Centre d'Étude du Futur

C'est en Angleterre que se développa une pensée des plus originales, mais aussi des plus funestes pour l'appréhension totale et intégrale de l'existence humaine. L'ensemble de la pensée occidentale en sera marquée à jamais jusqu'à nos jours où l'on assiste à une véritable britanisation de la pensée à l'échelle planétaire.

Ce mode de pensée débuta à l'automne du Moyen-Âge avec deux grandes figures marquantes et déterminantes pour la pensée britannique. Comme l'écrit Bernard Cottret dans son Histoire de l'Angleterre : "La philosophie médiévale avait emprunté, en particulier à Oxford, une voie originale : l'influence d'Aristote, celle de saint Thomas d'Aquin y avaient été tempérées par tout un courant critique, auquel on associe les noms de Duns Scot et de Guillaume d'Ockham. Le Docteur subtil, ainsi que l'on surnomma Duns Scot, se livra à une évaluation du rôle de la raison spéculative, en subordonnant celle-ci à la pratique (...).
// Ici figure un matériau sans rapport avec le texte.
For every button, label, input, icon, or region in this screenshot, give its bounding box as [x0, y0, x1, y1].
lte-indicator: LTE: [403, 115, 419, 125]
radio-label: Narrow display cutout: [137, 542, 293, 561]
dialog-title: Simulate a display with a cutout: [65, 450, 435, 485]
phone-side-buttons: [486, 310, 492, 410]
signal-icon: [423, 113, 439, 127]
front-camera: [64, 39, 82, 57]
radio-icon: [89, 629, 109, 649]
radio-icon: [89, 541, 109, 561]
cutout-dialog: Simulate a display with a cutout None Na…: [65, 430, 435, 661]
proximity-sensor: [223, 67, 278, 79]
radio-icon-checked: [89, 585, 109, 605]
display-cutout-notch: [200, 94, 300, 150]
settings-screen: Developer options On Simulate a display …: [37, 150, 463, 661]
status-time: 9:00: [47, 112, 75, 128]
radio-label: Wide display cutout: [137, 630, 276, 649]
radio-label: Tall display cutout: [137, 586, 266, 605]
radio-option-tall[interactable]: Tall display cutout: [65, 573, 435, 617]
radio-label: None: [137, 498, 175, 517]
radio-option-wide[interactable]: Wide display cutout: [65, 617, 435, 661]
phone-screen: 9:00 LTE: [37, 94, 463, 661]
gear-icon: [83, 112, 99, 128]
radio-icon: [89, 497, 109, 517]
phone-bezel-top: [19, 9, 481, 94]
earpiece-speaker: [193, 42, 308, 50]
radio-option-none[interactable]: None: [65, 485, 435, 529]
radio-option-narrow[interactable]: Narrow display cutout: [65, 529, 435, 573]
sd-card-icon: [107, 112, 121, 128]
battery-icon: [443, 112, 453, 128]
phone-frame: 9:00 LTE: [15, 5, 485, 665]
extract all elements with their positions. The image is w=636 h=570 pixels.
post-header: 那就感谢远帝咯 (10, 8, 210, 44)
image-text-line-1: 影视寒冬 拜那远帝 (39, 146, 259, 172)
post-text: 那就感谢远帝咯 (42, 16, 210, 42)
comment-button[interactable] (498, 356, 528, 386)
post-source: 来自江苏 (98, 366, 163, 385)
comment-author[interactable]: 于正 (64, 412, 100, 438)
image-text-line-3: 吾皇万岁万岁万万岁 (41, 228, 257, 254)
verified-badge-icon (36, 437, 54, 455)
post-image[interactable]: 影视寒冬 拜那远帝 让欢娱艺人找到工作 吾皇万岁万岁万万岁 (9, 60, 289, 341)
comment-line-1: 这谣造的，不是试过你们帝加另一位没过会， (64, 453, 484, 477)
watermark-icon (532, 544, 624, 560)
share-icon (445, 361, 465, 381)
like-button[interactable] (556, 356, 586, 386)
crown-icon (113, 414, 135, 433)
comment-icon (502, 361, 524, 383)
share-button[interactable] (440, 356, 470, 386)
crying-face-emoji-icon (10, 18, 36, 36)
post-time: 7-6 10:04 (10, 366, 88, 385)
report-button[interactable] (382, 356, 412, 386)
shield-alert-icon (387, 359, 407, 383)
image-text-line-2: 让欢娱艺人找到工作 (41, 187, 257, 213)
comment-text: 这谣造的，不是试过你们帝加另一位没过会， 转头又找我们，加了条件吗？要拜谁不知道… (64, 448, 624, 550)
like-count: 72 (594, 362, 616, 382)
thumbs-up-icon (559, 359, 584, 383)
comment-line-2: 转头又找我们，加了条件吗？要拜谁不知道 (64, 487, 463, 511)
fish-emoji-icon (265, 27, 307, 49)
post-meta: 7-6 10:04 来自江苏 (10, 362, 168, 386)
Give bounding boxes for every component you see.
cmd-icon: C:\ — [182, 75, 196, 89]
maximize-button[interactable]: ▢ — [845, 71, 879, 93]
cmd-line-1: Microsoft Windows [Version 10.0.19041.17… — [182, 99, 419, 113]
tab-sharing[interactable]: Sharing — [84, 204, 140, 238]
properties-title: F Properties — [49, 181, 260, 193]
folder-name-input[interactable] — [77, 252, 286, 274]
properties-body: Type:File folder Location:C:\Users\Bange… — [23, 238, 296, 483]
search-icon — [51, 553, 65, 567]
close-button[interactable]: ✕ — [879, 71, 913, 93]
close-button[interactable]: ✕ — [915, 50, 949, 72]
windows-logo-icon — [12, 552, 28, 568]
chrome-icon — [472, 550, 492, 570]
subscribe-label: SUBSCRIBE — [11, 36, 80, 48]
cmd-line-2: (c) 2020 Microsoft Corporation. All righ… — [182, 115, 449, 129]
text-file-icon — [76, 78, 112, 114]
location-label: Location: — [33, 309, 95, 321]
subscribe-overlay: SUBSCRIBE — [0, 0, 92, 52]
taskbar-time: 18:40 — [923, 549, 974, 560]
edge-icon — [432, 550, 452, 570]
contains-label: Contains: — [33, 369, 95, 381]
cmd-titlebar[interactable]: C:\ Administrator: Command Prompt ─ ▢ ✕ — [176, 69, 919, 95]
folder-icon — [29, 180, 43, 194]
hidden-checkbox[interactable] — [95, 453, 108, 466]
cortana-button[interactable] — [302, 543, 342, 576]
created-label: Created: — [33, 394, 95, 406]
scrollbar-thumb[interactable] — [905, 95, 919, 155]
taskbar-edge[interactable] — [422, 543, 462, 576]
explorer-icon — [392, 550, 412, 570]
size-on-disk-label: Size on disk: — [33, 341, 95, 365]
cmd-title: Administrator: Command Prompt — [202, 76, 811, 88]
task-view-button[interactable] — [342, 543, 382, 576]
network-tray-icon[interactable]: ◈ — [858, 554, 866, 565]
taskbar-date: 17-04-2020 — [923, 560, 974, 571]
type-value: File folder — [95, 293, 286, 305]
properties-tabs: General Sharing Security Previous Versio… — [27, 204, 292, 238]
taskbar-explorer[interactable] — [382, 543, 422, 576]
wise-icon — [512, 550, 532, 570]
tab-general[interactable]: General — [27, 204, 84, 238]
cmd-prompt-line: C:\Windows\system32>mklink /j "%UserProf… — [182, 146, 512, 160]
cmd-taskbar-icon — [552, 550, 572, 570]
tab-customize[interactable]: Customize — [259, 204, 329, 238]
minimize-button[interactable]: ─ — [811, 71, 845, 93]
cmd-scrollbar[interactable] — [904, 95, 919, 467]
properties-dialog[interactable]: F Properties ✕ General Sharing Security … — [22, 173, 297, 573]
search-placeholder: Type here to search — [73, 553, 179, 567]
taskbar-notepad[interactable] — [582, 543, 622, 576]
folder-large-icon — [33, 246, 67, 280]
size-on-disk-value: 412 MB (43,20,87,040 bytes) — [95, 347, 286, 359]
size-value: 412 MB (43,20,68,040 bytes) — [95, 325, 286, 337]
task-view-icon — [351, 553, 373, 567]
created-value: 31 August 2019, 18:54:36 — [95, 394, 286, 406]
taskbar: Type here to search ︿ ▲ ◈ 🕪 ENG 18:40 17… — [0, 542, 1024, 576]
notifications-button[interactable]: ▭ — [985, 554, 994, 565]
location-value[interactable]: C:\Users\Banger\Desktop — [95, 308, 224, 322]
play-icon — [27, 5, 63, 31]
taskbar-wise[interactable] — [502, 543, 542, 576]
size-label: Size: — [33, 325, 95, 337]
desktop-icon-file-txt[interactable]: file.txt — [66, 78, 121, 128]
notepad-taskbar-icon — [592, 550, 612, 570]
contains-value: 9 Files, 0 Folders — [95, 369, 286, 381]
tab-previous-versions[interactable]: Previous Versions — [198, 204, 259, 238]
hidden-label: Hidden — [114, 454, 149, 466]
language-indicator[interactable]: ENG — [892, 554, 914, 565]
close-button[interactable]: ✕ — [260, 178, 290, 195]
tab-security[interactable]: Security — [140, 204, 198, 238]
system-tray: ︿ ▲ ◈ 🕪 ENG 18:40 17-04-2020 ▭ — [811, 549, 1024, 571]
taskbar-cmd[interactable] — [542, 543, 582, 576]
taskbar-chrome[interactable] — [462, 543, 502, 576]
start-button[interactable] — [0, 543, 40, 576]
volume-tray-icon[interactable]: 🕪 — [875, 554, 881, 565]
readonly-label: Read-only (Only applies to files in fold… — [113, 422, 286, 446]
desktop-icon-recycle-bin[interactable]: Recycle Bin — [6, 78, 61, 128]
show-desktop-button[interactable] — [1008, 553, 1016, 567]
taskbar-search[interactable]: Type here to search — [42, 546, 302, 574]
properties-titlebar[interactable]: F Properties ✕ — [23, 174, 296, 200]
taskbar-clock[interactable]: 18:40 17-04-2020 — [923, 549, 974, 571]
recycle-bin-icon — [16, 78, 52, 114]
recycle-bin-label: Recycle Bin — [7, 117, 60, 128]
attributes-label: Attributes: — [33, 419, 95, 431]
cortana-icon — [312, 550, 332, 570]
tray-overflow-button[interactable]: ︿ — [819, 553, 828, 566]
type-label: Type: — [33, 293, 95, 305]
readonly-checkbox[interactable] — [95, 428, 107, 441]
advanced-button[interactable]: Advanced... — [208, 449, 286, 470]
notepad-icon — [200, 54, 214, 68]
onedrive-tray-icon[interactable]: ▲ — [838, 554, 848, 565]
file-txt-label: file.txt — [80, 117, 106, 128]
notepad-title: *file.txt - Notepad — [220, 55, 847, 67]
Ce pragmatisme allait peser d'un poids déterminant sur toute la tradition intellectuelle anglaise, tout comme le nominalisme auquel on associe cette-fois le nom de Guillaume d'Ockham."[1]

 

Bien que Jean Duns Scot développe une métaphysique et une théologie extrêmement subtile et complexe (d'où son surnom de Docteur subtile) où la raison joue un rôle majeur, comme durant tout le Moyen-Âge, il n'en demeure pas moins que pour lui la pensée spéculative, ou l'intellect, ne peut atteindre Dieu. Seule la volonté, faculté de l'Amour, peut le connaître. Comme l'a très bien exprimé le pape Benoît XVI, "le primat de la volonté met en lumière le fait que Dieu est avant tout charité. Cette charité, cet amour, Duns Scot en tient compte lorsqu'il veut reconduire la théologie à une unique expression, c'est-à-dire à la théologie pratique."[2] Aussi pour lui, la Théologie est plus affaire de pratique et d'amour que de pure spéculation.
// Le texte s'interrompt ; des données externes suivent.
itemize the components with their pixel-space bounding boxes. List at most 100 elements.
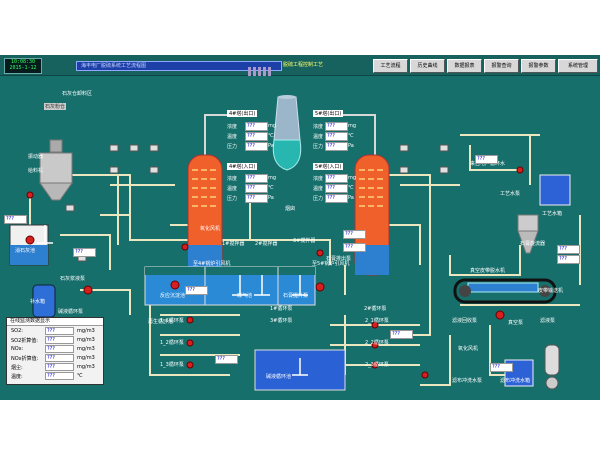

Ce tournant pragmatique, ou la soumission de la raison spéculative à la réalité pratique, sera la marque spécifique de la pensée anglo-saxonne qui va se différencier de plus en plus de la pensée continentale. Cette particularité britannique se remarque déjà au XVIème siècle, chez le théologien et politicien anglais, canonisé en 1935, saint Thomas More. Alors que Erasme, son contemporain et ami hollandais, compose pour lui une Éloge de la folie (1511) lors de son séjour chez lui, en Angleterre, faisant montre, sur le mode de l'humour, d'une réelle profondeur spéculative à l'endroit de la folie, incluant la folie de la croix, le saint anglais écrira, en réponse à cette Éloge, une fiction, Utopie (1516), où il se livre à une description détaillée d'une organisation, éminemment pragmatique, de la cité idéale qu'il nomme Utopia (origine du terme "utopie" en français). Lire les deux œuvres l'une à la suite de l'autre donne une idée assez saisissante de la disparité des modes de pensée dès le XVIème siècle.
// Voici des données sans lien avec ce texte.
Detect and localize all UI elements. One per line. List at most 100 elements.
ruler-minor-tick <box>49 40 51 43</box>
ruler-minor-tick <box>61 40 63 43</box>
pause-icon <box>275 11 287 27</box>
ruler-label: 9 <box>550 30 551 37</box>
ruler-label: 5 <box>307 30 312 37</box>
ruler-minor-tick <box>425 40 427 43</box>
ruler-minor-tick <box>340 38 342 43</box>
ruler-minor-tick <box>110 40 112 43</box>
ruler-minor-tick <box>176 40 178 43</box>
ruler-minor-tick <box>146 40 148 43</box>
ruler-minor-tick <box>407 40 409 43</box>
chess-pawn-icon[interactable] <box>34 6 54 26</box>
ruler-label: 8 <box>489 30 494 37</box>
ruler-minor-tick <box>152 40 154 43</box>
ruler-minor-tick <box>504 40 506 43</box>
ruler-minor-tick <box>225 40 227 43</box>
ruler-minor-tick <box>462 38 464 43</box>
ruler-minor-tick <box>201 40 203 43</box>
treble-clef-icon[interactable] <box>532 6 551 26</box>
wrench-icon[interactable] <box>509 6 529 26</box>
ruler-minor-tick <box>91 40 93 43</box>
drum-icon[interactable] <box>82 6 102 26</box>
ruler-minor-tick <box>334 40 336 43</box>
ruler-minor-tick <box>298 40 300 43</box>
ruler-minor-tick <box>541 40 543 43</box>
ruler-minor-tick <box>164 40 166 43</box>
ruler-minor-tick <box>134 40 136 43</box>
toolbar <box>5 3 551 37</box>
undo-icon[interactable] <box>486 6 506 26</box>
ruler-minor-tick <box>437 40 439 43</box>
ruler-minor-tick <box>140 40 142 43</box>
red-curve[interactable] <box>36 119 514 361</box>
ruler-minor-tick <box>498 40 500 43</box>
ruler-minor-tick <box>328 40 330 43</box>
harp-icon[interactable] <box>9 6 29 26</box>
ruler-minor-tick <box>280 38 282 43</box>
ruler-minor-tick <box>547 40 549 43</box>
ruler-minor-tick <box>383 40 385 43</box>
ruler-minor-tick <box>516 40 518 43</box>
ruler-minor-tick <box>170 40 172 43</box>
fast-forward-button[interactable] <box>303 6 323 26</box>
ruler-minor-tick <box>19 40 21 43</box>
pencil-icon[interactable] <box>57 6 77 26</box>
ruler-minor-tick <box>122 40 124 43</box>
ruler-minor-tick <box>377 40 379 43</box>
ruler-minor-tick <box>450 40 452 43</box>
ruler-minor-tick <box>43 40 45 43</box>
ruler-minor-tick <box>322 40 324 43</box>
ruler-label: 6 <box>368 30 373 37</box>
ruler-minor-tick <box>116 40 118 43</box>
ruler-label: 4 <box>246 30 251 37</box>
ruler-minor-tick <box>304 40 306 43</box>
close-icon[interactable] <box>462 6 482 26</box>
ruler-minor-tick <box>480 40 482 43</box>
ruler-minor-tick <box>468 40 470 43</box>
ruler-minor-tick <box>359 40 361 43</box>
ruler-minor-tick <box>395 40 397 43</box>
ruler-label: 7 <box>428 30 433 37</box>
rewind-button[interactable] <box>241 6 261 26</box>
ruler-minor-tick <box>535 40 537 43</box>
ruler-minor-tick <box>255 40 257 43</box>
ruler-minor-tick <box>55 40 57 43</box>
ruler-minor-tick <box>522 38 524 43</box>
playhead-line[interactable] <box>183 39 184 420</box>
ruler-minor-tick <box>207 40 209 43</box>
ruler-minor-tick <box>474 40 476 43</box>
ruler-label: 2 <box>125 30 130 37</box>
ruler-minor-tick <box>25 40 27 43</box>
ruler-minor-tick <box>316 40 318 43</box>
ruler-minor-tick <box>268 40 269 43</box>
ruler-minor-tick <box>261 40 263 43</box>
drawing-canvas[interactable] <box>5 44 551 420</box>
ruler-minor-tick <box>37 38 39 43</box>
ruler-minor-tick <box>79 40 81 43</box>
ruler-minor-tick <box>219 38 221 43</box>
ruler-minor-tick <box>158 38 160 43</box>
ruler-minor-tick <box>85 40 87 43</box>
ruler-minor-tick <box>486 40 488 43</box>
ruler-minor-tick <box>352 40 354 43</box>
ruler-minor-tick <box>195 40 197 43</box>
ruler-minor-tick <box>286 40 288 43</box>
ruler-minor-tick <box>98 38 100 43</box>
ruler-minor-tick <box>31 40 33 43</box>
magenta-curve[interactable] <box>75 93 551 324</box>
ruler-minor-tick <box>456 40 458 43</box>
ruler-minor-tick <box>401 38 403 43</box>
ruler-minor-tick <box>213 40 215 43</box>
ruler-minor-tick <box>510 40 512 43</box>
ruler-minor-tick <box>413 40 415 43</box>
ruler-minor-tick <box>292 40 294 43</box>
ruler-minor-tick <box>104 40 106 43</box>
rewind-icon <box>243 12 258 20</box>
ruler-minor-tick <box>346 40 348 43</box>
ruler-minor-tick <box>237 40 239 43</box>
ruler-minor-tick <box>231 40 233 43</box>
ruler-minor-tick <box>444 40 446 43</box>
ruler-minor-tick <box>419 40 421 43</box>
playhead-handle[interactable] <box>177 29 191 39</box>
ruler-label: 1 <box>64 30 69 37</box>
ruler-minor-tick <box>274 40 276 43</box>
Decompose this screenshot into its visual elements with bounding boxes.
La même différence se constate également au XVIIème siècle, entre le philosophe anglais Francis Bacon qui, dans sa Nouvelle Atlantide (parue post-mortem 1627), met en exergue la société idéale, fondée sur l'organisation pragmatique d'une société régie par la Science et pour la Science, et son contemporain français René Descartes développant une pensée métaphysique, et donc spéculative, dans son Discours de la méthode (1637). Dans cette œuvre de renouvellement de la métaphysique occidentale, Descartes met en évidence une manière nouvelle de comprendre le monde, fondée sur le doute hyperbolique des données sensorielles, afin de reconstruire le réel, par étapes successives, sur des connaissances certaines : d'abord celle de l’existence de l'âme, puis celle de Dieu qui fonde, en définitive, la connaissance certaine du monde matériel que le doute hyperbolique avait tout d'abord déconstruit.

Cette sensibilité de l'outre-Manche aux résultats concrets et à la résolution pratique des problèmes de la vie, explique sans doute la raison pour laquelle c'est en Angleterre, et non sur le Continent, que débuta la Révolution industrielle, dès la fin du XVIIIème siècle. Elle culminera dans le pragmatisme philosophique américain fondé en 1878 par Charles Sanders Peirce (1839 – 1914) où n'est considéré comme vrai que la réussite pratique. Toute vérité est mesurée à l'aune de la pratique et de la réussite d'une action. Rien n'existe en dehors de celle-ci. Et c'est précisément cette pensée pragmatique et pratique qui tend à s'imposer de par le monde : au niveau politique, économique et social.

Cela s'est produit d'abord à la faveur de l'économie de marché et la consommation de masse (XXème siècle) où l'on nous prédisait l'éradication de la pauvreté et de la faim dans le monde, puis, à l'heure actuelle, par la révolution numérique et le transhumanisme où l'on nous prédit la fin des malades génétiques et, in fine, du vieillissement et de la mort. C'est l'aboutissement ultime du pragmatisme anglo-saxon : la résolution des problèmes humains, politiques, sociaux et sanitaires, se cherche exclusivement sur le terrain des résultats concrets, du pragmatisme. Ce qui est vrai et bon pour l'homme est ce qui lui procure concrètement, matériellement, le bien-être et le confort. Aucune réflexion métaphysique, encore moins spirituelle, n'est engagée dans ce genre de pensée. Seule les solutions techniques sont envisagées et encouragées.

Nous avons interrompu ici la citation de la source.